Weitaus spannender ist Violas Familiengeschichte, die sie unerwartet auf Whale Island ergründen kann. Auch wenn hier der Zufall eine sehr große Rolle spielt, passt die Entwicklung der Geschichte zu den Vorgängerbänden, denn auch dort schwang stets ein Hauch Magie durch die Vorhersagen der fahrenden Bibliothekarin Rae MacLaughlin mit.
Glenns Perspektive wird in weniger Kapiteln geschildert, aber dennoch erfährt man einiges über sein Leben und was ihn bislang daran gehindert hat, auf Whale Island Fuß zu fassen. Durch Viola, die in gewisser Weise zu seiner Muse mutiert, ändert sich seine Sichtweise und Konflikte beginnen sich zu lösen.
Überhaupt ist das herzliche Wiedersehen mit den bekannten Protagonisten schön, denn diese werden mit mehr oder weniger großen Anteilen gelungen mit dem Plot um Viola verbunden. Etwas anstrengend ist am Ende jedoch die Vielzahl an verliebten Pärchen, die sich mit heftiger Knutscherei und anzüglichen Bemerkungen wie Teenager verhalten und kaum noch aus den Betten (oder wahlweise anderen Örtlichkeiten) zu kommen scheinen.
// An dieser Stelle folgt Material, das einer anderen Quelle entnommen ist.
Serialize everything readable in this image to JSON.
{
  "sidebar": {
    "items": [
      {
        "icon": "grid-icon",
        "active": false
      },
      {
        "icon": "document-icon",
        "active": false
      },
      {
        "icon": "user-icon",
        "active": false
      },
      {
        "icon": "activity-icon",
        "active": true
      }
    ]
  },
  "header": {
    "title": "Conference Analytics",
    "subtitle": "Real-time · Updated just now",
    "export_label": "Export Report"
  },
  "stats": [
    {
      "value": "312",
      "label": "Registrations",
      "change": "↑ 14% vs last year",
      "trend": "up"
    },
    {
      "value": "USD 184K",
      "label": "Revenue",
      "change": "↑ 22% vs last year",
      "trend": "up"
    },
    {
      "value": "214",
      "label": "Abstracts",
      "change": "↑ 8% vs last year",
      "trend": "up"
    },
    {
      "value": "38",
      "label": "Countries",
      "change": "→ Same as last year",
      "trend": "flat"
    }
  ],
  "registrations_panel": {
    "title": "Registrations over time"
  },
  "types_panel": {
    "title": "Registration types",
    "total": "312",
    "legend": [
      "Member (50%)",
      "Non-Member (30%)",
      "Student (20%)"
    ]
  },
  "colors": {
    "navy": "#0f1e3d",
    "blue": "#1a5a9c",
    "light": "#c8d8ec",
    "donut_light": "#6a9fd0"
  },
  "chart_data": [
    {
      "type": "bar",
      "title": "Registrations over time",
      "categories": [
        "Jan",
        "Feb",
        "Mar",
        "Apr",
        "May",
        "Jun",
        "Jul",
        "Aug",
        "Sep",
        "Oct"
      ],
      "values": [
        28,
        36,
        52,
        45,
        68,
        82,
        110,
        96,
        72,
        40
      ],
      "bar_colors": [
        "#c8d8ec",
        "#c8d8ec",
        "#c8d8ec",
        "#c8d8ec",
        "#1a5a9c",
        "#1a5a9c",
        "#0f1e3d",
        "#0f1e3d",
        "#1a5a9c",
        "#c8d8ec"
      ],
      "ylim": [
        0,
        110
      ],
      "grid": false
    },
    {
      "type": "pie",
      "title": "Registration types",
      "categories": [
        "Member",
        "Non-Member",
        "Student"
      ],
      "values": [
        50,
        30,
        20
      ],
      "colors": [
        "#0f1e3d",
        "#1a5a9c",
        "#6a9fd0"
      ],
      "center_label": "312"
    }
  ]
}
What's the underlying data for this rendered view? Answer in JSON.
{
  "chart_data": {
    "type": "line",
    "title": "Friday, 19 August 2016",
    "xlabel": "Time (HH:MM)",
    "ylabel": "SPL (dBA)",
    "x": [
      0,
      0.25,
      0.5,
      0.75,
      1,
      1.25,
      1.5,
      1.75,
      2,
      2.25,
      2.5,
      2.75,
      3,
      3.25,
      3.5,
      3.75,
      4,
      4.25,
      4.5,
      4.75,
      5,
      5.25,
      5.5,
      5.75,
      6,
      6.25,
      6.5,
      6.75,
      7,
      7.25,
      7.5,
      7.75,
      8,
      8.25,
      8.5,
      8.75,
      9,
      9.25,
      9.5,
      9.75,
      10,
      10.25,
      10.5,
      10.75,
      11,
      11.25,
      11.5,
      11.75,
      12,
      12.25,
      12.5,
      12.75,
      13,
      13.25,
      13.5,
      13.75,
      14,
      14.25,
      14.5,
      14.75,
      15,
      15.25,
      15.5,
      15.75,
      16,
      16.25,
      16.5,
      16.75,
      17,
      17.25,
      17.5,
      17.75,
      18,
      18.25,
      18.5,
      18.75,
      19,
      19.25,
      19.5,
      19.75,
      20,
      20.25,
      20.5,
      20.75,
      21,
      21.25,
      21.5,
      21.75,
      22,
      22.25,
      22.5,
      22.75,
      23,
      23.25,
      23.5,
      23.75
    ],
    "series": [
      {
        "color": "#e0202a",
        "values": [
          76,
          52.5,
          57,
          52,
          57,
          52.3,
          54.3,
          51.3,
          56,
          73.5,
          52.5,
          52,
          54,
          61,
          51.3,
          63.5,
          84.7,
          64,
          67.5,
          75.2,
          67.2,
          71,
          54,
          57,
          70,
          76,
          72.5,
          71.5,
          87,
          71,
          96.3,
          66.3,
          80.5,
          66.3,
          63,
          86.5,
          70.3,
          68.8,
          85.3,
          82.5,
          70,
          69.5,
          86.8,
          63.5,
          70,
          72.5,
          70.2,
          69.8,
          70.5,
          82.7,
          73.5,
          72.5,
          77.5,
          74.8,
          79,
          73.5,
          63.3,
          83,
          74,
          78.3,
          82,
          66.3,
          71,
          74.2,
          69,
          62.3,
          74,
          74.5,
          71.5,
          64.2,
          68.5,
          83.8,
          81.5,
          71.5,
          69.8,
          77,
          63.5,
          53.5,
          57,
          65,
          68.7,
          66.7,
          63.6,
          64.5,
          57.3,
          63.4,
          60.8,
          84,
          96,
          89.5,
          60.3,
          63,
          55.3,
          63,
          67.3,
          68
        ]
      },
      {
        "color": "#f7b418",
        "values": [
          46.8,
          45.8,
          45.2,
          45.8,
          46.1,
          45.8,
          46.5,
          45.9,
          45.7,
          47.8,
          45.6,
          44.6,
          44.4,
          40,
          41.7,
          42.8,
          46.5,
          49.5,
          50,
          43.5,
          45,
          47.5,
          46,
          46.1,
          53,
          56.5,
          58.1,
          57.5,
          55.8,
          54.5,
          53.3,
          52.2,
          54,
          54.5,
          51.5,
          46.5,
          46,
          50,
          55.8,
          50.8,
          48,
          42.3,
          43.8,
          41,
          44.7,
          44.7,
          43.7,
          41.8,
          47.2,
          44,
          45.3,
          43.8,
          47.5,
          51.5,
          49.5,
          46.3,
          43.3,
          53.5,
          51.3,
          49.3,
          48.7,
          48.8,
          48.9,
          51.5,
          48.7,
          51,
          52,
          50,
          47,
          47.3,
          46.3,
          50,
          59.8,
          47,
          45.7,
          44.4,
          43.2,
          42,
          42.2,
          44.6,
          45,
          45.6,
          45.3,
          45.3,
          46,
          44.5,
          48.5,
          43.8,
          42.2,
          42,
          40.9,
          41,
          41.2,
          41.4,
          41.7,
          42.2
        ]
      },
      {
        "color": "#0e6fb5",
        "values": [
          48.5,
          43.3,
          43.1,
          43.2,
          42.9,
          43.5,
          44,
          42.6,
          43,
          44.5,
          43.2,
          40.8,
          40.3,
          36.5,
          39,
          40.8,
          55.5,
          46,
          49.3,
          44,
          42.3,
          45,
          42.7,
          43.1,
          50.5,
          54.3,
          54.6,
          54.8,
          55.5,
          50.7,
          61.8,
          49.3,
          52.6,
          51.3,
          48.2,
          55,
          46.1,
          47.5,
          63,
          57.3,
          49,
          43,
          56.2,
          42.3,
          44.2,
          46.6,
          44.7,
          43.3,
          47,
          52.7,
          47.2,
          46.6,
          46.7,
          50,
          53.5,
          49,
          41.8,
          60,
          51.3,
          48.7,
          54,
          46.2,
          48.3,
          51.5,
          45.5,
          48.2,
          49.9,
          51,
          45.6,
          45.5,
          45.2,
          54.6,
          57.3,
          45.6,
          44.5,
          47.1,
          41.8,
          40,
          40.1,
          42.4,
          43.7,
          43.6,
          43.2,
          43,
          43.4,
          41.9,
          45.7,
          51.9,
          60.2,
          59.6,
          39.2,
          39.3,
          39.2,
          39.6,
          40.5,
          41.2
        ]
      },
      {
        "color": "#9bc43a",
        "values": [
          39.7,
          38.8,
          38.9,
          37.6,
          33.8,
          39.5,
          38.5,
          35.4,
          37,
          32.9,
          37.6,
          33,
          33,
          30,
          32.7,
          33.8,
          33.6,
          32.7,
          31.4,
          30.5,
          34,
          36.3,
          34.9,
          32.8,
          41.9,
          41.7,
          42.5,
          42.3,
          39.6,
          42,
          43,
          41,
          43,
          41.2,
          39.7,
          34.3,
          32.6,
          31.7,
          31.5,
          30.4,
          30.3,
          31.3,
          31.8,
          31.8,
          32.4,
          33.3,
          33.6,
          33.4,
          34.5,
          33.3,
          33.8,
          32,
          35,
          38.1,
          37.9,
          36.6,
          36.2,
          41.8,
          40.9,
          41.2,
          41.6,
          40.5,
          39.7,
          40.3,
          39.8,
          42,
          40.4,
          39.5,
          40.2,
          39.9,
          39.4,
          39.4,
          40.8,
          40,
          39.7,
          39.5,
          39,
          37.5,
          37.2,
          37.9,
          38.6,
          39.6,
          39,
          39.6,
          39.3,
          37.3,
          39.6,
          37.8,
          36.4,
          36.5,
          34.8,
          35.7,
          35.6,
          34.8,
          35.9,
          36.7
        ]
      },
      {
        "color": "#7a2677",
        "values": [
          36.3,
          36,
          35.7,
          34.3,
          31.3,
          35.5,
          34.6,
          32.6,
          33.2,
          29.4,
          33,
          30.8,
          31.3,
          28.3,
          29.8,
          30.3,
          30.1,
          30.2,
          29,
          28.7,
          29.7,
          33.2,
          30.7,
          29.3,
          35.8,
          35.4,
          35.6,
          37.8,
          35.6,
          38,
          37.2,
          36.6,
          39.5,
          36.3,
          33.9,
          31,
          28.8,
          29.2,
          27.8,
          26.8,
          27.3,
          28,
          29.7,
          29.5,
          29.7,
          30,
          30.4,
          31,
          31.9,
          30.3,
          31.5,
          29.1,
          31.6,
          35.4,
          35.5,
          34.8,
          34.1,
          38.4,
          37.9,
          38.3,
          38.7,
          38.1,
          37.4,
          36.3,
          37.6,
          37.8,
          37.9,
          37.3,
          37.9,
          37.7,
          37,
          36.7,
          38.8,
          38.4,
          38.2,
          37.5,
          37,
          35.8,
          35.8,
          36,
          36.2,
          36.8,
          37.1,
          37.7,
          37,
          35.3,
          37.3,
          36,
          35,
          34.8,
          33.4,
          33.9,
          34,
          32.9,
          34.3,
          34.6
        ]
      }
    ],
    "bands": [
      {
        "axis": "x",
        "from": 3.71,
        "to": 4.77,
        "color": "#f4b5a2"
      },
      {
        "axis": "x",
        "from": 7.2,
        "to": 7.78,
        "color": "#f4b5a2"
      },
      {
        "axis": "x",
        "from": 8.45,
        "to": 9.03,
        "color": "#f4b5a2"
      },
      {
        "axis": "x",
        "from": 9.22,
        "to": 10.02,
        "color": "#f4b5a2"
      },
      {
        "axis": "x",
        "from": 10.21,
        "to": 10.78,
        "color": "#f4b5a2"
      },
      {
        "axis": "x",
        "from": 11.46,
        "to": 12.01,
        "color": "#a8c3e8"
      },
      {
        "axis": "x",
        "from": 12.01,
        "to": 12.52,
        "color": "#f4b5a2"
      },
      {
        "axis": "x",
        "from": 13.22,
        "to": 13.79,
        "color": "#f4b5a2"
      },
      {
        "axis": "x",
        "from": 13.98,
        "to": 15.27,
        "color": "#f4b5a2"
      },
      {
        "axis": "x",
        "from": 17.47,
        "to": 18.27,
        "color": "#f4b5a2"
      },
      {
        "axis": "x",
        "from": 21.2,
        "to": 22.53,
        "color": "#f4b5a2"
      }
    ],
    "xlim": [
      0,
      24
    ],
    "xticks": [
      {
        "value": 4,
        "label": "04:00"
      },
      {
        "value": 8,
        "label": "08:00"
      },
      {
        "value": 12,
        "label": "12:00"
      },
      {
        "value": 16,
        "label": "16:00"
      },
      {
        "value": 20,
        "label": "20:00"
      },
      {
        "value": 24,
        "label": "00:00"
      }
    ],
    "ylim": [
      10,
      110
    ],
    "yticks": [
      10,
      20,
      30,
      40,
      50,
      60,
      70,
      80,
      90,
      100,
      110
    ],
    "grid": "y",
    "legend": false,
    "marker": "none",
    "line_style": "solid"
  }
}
"Sehnsucht nach Whale Island" ist eine romantische Geschichte mit Familiengeheimnissen, die herzerwärmend geschrieben ist. Es ist vergleichbar mit den ersten beiden Romanen der Buchreihe eine Geschichte, die zum Träumen von einer Insel mit unberührter Natur einlädt und die erneut zeigt, dass Zuhause da ist, wo das Herz ist, dass Neuanfänge möglich sind und dass es sich lohnt, mutig zu sein und sich für die Liebe zu öffnen.